Enfim, o Congresso da Cannabis traz todas essas pautas para serem discutidas, onde devem ser discutidas, que é no ambiente científico, um ambiente aberto a todas as opiniões.

E no campo da saúde pública, especificamente, quais seriam os ganhos do avanço dos CBDs, do uso deles no SUS?

Acesso. É conseguir dar a todos os cidadãos o mesmo direito à saúde, como está na Constituição. Saúde é o direito de todos e dever do Estado. O CBD no SUS amplia acesso a tratamentos de saúde, em resumo.

E no campo econômico, como é que você, em linhas gerais, quais seriam as vantagens para o Brasil?

Arrecadação de imposto, a criação de um mercado de commodities, como se vê no agronegócio. Na questão agrária, há ainda a possibilidade de recuperação de solo do cultivo de soja entre as safras. Plantar cannabis ajuda a recuperar o solo e aumentar sua produtividade. Existe todo um potencial de geração de empregos e uma cadeia produtiva na economia. É algo de que o país não poderia abrir mão.

No campo internacional, que países você vê mais à frente nesse sentido?

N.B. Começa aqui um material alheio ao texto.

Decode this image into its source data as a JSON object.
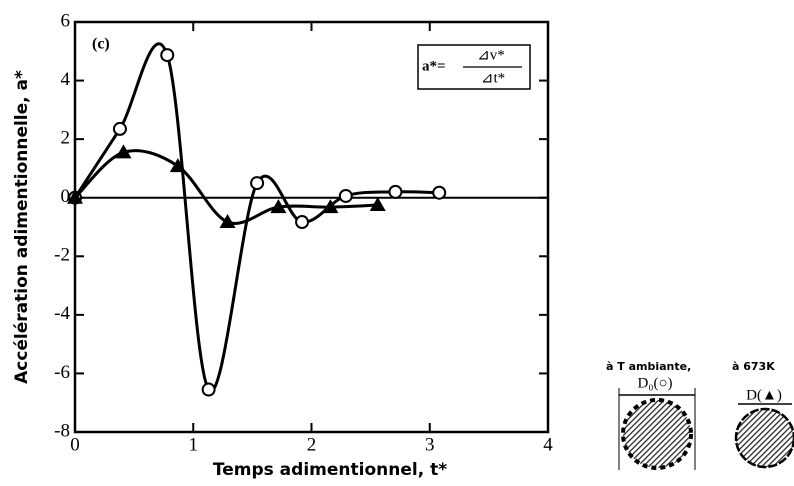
{
  "chart_data": {
    "type": "line",
    "xlabel": "Temps adimentionnel, t*",
    "ylabel": "Accélération adimentionnelle, a*",
    "xlim": [
      0,
      4
    ],
    "ylim": [
      -8,
      6
    ],
    "xticks": [
      0,
      1,
      2,
      3,
      4
    ],
    "yticks": [
      -8,
      -6,
      -4,
      -2,
      0,
      2,
      4,
      6
    ],
    "hline": 0,
    "annotations": {
      "panel": "(c)",
      "formula_lhs": "a*=",
      "formula_num": "⊿v*",
      "formula_den": "⊿t*"
    },
    "series": [
      {
        "name": "D₀(○)",
        "marker": "circle",
        "color": "#000",
        "x": [
          0,
          0.38,
          0.78,
          1.13,
          1.54,
          1.92,
          2.29,
          2.71,
          3.08
        ],
        "values": [
          0,
          2.35,
          4.87,
          -6.55,
          0.5,
          -0.83,
          0.06,
          0.2,
          0.17
        ]
      },
      {
        "name": "D(▲)",
        "marker": "triangle",
        "color": "#000",
        "x": [
          0,
          0.41,
          0.87,
          1.29,
          1.72,
          2.16,
          2.56
        ],
        "values": [
          0,
          1.55,
          1.08,
          -0.83,
          -0.32,
          -0.32,
          -0.25
        ]
      }
    ],
    "side_labels": {
      "left": "à T ambiante,",
      "right": "à 673K"
    }
  }
}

Os Estados Unidos já liberaram seu uso e produção medicinal em vários estados, Alemanha e Uruguai são dois países que avançaram recentemente. O mundo caminha para isso e o Brasil vai em passos lentos, mas estamos indo, estamos andando. Espero que este nosso Congresso impulsione um pouco mais esse debate.

Vocês consideram que uma maior aceitação social da maconha é vetor de diminuição da violência social, em especial aquela associada à “guerra às drogas”?

Hoje eu vi uma frase do coordenador veterinário do congresso, o professor doutor Eric Amazonas, um grande amigo, que usou uma linda frase: “no Brasil nós não abolimos a escravidão, nós libertamos os escravos”. São coisas bem diferentes.

Hoje é o “PPP” que mais sofre com a criminalização da cannabis, isto é, o preto, pobre e periférico. Uma vez que se regulamenta a cannabis, tira-se uma parte da pressão de cima dessas pessoas. Hoje tem gente presa por conta de maconha, uma coisa que é vendida na farmácia. A pessoa está presa por quê? Porque faltou uma receita médica? Isso daí é uma injustiça social muito grande.

No entanto, parece impossível falar de avançar com a legalização da maconha e seus diversos usos sem enfrentar poderosos grupos de interesses políticos e mesmo econômicos, como a indústria da segurança, das armas…

São as “dores do crescimento”. Não tem como evitar. A indústria da repressão, da segurança vai ter que ser confrontada em algum momento. Mas acreditamos no bom senso, que ao entender o que acontece as pessoas vão ver o melhor caminho, o caminho da redução de danos, da regulamentação e não a repressão.